«Scegliere la pace. Un impegno personale, una prospettiva per tutti» (leggi qui): sabato 23 settembre al centro sportivo “Pertini” di Cornaredo (Mi), Caritas Ambrosiana, Csi, Fom e Pastorale giovanile della diocesi di Milano attendono obiettori in congedo, giovani del servizio civile e fedeli e cittadini sensibili al tema della costruzione della pace, per una giornata di riflessione, confronto e festa (dalle 10 alle 17, qui programma e iscrizioni), suggellata, all’inizio del pomeriggio, dall’intervento dell’Arcivescovo di Milano, monsignor Mario Delpini.
Ma cosa vuol dire “costruire pace”, per chi fece trent’anni fa la scelta dell’obiezione, e per chi vive oggi la scelta del servizio civile volontario? Stefano Lampertico fu obiettore Caritas nella prima metà degli anni Novanta; giornalista, dirige da anni la rivista di strada Scarp de’ tenis. «Si riflette spesso, in età matura, sulle scelte fatte da giovani – riconosce -. L’obiezione di coscienza, ai miei tempi, aveva una carica che poi, con l’abolizione del servizio di leva obbligatoria, si è affievolita. Quello che rimane è l’energia di quella scelta, un’energia positiva che consentiva a migliaia di giovani di dire no alla guerra e alle armi. Era una forza che consentiva di svolgere un servizio il quale, per molti, sarebbe diventato ragione di vita e di lavoro. Come lo è stato per me, in fondo».
Quegli anni erano caratterizzati, come gli attuali, da guerre alle porte di casa, da conflitti sulla soglia. Allora si disgregava l’ex Jugoslavia e, sebbene non ci fosse internet, il pacifismo seppe tessere nella società una fitta rete tra costruttori di pace. «I testimoni erano Tonino Bello, Luigi Bettazzi, Alex Zanotelli, Albino Bizzotto – rievoca Lampertico -. Fu un periodo molto fertile, anche e soprattutto sul piano culturale, capace di generare coscienze critiche».

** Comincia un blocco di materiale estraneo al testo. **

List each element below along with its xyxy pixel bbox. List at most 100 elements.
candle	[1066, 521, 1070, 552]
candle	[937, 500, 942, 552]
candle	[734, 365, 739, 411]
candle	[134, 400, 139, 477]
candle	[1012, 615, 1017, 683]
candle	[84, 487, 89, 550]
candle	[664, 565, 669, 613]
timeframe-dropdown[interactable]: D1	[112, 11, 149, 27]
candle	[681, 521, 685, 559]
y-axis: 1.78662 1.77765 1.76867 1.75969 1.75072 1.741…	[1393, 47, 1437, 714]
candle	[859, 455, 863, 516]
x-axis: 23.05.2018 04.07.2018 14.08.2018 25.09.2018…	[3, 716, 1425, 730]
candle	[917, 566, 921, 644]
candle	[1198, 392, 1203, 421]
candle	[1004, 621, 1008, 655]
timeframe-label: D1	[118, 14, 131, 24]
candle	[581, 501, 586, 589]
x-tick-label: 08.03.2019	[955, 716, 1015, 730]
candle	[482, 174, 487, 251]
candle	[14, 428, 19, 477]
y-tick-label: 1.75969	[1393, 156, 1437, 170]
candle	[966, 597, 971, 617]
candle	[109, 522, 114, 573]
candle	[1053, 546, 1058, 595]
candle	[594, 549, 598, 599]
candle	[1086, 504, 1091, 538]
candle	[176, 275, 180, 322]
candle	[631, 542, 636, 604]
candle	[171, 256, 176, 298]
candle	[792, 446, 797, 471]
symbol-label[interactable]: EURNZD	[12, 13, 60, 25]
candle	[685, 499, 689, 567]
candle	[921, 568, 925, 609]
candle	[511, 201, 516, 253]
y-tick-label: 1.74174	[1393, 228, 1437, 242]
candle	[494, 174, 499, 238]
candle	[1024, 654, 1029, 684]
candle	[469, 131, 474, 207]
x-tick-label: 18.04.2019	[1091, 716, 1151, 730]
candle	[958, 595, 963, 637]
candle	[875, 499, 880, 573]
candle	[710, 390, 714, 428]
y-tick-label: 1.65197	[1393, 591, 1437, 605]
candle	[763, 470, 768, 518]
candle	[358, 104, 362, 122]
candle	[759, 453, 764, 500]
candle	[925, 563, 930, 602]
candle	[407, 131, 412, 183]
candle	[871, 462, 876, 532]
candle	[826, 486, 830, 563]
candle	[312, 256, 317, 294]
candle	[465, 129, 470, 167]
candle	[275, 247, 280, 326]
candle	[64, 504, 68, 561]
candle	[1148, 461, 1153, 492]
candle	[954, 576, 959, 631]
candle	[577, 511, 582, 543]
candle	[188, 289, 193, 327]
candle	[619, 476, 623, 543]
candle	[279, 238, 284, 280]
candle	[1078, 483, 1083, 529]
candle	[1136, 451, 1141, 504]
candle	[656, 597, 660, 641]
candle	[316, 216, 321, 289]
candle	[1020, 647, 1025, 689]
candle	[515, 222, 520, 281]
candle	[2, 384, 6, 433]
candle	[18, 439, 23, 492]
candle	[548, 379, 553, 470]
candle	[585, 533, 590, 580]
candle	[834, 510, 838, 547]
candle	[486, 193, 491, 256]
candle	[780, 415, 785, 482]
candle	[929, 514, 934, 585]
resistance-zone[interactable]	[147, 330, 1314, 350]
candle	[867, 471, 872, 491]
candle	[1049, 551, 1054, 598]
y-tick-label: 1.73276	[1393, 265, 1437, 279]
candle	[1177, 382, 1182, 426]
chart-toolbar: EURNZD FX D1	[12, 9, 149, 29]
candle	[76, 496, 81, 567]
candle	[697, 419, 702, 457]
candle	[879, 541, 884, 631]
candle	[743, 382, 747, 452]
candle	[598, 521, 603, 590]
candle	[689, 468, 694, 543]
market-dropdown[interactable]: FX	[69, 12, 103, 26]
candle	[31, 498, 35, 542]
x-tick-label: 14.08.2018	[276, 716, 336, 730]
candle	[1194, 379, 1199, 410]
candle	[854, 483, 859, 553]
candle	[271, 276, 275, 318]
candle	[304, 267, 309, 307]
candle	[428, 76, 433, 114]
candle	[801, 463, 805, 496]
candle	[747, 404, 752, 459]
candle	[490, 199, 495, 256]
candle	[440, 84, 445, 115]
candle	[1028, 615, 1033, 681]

Megan Vargas Valencia è invece una giovane poco più che ventenne, impegnata nell’anno di servizio civile, sempre su mandato Caritas, all’associazione La Rotonda di Baranzate; si occupa di attività per minori. «Scegliere la pace significa cercare di essere una persona consapevole, che vuole prendere coscienza del mondo, che si ricorda di non essere isola, ma prova a partecipare -racconta -. È anche un modo di farsi guidare dalla speranza: una speranza non statica, ma che diventa motore di riflessione e di azione. Che si pone obiettivi concreti, come migliorare la qualità di vita e la capacità di relazione di minori in difficoltà, e prova a raggiungerli».
Di pace si parla molto, in relazione ai grandi conflitti internazionali. Ma cosa significa praticarla nella propria quotidianità? «Occorrono scelte forti, a volte radicali – sostiene Lampertico -. Significa provare a generare forme di convivenza rispettose l’uno dell’altro, non fare passi indietro, mai, sul piano dei diritti, stare dalla parte di chi ha bisogno. Come i maestri che ho incrociato in gioventù ci hanno insegnato a fare». «È una scelta che mi coinvolge a fondo, pur partendo da piccoli gesti: il rispetto verso il prossimo, la flessibilità di pensiero, il non farmi influenzare dai pregiudizi – fa eco Megan -. Scegliere la pace è relazione, è l’urgenza di immergersi in mondi diversi e conoscerli. Ed è anche il rischio che comporta il donarsi al prossimo: ma alla fine a cosa serve la vita, se non è donata?».